沈建設也從中出力不少,卻未見任何交易跡象,頂多發現幾處新翻動的泥土罷了。
這種感覺就像是有人在故意偽造交易現場似的,手段非常激烈,偽造的并不好。
與其說是偽造,倒還不如說是故意露點破綻來嘲笑他們的辦案能力。
顧明川倒沒什么感覺,沈建設為此氣得不輕,感覺自己被侮辱了。
身為村長,他可從來沒碰過這樣的事,一想到是王立國干的,他恨不得現在就沖到王家去揍王立國一頓。

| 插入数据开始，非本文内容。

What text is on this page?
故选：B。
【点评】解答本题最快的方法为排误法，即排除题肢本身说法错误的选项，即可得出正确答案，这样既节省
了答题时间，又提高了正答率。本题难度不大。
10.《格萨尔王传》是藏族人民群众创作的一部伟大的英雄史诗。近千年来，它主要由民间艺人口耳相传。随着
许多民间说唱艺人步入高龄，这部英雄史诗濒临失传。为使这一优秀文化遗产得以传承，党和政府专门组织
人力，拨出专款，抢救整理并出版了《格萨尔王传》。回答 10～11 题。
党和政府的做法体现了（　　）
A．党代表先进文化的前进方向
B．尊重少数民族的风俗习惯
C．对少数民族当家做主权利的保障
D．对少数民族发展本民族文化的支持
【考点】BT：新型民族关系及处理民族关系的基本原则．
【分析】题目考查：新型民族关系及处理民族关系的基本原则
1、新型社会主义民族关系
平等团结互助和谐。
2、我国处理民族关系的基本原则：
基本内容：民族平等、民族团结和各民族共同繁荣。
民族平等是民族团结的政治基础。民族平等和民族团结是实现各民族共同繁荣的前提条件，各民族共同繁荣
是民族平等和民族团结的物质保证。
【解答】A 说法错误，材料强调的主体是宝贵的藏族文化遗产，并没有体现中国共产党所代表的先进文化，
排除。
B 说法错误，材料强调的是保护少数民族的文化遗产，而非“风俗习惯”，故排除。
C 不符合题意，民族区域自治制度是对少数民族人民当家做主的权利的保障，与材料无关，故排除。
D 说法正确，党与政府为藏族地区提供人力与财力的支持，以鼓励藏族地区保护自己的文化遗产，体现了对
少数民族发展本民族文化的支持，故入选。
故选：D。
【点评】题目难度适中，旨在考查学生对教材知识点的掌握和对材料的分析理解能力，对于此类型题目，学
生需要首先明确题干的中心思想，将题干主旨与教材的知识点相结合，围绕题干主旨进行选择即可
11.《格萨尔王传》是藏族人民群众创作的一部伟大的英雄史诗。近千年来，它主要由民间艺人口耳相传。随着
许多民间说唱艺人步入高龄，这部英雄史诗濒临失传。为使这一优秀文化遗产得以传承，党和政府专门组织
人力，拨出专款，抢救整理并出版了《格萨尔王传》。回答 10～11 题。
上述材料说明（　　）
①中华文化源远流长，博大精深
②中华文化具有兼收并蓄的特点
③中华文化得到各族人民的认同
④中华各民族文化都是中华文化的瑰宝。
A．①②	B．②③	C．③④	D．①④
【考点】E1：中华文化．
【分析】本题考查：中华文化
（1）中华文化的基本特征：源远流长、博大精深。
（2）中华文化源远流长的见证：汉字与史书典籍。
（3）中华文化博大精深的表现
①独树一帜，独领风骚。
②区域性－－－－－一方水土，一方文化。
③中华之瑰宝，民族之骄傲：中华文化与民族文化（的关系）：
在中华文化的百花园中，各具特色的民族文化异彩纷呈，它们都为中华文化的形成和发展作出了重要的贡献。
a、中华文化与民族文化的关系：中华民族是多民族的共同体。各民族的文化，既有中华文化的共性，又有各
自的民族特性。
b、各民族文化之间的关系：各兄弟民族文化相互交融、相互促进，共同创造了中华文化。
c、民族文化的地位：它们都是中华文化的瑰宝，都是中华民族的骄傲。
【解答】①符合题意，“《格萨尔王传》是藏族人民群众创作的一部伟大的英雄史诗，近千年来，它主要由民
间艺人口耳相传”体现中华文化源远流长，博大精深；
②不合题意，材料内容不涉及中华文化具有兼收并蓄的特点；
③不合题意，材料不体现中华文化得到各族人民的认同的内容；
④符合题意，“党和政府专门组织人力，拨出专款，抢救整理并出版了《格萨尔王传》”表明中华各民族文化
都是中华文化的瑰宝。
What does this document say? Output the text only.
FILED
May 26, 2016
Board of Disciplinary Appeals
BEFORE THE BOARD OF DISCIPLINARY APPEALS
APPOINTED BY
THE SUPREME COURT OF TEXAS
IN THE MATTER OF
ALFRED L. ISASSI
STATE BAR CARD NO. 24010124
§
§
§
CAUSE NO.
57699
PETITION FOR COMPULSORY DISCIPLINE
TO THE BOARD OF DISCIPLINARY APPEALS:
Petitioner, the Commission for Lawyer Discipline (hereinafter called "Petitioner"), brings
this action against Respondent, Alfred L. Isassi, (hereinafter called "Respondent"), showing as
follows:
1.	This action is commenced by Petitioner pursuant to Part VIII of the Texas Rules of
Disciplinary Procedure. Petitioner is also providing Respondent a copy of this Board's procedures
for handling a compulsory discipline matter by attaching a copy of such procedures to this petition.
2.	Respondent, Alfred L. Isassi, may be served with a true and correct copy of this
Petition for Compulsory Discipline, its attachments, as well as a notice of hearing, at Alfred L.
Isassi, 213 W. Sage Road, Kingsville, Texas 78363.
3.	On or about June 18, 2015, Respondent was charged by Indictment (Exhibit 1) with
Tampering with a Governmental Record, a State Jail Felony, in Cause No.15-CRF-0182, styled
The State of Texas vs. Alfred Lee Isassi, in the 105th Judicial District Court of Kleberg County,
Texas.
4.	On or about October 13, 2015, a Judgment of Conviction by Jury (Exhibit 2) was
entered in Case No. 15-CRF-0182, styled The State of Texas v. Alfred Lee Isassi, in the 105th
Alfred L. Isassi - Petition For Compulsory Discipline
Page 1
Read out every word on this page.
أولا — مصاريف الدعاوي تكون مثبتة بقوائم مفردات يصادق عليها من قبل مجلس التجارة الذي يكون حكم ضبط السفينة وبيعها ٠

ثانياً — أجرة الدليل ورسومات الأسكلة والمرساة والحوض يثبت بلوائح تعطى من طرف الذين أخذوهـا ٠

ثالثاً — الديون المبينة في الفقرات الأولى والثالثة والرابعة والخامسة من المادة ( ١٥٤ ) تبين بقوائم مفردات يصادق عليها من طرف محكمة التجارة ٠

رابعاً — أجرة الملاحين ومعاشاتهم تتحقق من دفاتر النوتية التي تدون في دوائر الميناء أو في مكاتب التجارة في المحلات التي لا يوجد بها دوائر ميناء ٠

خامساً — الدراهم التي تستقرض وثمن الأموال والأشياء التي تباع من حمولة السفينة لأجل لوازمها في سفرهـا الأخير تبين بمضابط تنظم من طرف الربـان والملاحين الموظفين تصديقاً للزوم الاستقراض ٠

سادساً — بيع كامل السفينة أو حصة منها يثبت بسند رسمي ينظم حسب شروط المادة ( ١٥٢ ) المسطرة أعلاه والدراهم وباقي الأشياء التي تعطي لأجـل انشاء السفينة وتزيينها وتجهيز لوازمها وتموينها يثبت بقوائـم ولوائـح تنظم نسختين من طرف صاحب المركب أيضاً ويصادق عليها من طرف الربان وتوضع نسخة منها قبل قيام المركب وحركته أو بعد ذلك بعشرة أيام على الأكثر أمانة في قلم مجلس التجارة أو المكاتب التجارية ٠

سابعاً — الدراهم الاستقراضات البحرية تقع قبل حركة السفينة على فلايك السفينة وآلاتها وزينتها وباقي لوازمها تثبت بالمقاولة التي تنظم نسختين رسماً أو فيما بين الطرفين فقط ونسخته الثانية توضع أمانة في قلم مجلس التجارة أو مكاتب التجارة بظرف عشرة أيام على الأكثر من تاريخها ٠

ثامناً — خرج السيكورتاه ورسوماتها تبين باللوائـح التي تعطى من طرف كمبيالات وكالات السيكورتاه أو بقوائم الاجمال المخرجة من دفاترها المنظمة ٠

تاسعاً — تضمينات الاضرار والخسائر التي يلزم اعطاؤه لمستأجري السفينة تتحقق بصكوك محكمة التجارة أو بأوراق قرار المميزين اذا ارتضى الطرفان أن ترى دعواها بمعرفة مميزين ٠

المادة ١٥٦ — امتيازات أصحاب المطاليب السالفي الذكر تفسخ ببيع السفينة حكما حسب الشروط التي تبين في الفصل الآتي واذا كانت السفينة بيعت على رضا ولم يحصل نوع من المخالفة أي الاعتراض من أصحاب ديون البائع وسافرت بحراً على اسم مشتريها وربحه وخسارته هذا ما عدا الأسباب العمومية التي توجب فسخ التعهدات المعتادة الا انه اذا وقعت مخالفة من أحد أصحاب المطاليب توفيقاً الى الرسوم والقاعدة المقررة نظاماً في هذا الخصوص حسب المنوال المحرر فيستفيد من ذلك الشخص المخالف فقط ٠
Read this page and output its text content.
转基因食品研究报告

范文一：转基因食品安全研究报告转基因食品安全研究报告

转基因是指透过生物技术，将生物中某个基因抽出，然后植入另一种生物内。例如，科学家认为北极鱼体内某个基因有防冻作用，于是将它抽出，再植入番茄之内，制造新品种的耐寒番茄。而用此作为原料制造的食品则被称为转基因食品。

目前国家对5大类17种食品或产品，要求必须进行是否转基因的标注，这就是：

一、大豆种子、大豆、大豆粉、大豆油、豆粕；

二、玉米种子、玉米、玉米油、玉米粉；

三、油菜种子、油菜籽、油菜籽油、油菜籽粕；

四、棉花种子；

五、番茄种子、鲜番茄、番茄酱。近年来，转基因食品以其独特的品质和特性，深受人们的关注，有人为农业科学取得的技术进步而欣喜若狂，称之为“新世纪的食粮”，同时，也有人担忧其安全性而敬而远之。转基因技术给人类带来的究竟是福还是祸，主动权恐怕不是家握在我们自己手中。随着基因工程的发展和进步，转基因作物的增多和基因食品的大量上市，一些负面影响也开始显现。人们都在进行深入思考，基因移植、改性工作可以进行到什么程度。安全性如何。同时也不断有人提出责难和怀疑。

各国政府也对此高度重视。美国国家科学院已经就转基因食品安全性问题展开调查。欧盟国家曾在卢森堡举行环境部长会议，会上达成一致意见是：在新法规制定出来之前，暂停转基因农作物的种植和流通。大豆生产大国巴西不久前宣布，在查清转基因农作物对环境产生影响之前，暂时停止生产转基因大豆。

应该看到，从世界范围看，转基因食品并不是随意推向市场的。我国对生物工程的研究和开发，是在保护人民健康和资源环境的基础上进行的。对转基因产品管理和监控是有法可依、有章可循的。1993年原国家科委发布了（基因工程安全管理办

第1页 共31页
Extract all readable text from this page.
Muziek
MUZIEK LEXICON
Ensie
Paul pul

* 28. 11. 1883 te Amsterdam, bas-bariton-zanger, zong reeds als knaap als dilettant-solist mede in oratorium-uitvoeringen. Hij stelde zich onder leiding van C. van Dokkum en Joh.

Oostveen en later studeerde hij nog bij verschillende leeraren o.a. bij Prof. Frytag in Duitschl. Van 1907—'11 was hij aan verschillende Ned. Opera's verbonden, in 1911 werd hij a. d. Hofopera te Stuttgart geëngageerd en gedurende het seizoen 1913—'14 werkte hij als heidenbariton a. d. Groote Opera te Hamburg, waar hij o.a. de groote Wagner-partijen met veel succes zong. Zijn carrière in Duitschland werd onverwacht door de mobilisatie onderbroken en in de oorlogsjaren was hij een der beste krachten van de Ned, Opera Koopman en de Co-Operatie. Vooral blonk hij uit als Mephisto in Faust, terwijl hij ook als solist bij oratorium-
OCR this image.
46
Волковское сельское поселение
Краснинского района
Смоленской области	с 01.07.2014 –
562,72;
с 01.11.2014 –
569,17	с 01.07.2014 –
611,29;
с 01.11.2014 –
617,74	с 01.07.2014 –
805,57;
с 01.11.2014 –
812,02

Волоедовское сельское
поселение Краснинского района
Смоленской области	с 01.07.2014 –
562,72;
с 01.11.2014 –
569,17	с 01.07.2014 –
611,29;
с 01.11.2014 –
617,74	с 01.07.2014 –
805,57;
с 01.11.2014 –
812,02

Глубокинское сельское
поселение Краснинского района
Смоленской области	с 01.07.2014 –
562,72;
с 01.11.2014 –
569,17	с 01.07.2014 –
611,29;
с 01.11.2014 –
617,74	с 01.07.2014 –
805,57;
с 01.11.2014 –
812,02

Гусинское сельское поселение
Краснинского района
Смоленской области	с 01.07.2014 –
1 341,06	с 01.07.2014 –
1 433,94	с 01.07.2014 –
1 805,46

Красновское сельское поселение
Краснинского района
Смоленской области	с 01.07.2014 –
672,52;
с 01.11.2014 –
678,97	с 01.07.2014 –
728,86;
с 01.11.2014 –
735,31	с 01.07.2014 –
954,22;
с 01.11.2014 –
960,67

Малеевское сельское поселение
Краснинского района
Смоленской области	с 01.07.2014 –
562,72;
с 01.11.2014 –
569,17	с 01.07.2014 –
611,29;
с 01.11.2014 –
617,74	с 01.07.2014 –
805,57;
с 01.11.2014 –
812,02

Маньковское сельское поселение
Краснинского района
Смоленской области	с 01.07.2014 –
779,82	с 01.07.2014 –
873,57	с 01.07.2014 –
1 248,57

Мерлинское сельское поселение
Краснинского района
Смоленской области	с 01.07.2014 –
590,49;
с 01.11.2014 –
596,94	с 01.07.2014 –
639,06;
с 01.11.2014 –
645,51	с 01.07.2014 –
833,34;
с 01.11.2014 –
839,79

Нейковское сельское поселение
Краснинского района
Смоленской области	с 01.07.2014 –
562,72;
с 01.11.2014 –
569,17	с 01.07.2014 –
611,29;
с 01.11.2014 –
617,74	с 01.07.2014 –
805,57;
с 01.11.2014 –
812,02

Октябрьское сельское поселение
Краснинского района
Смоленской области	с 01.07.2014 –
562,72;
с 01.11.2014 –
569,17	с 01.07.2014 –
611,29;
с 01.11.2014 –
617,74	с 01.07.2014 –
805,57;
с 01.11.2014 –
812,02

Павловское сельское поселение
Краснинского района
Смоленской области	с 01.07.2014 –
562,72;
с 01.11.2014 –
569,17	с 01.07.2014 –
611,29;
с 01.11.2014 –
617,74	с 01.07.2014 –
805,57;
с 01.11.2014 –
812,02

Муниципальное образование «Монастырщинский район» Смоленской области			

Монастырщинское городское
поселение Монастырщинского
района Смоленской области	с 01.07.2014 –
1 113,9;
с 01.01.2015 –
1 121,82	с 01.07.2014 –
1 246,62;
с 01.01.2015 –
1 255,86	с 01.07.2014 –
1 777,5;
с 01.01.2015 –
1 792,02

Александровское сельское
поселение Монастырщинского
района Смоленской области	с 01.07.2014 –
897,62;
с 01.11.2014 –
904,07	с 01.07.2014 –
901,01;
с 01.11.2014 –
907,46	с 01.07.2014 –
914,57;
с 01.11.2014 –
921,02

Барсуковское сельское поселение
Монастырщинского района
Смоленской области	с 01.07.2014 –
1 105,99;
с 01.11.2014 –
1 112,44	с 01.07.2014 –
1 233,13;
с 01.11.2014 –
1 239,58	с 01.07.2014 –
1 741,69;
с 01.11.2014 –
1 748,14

但最后沈建設忍住了,這種時候誰最先沉不住氣誰最會吃虧。
而沈曉棠在家監視王立國,也沒發現任何異樣。
王立國表現得實在太好了,他只是如常行動,晚上老老實實的睡覺從不出門。
沈曉棠暗中去觀察,全過程找不到一絲蛛絲馬跡。
當她把這件事告訴顧明川時,他卻提出了懷疑,“你不覺得王立國平靜的不像話嗎?”
沈曉棠百無聊賴的蹲在地上,拽著一根小草,聞言愣了愣,“哪里奇怪了?”
顧明川解釋道:“這個案子已經持續很長時間了,王立國不可能無所察覺。”
“可他從不為自己辯白,也不和我們接觸,甚至都不去找村長。”
“他表現的那么平靜,倒是給人一種過于刻意的制造不在場證明似的。”
被顧明川這么一說,沈曉棠也有同感,但她兩手一攤,“這根本就不能算作證據啊,王立國也不會承認的。”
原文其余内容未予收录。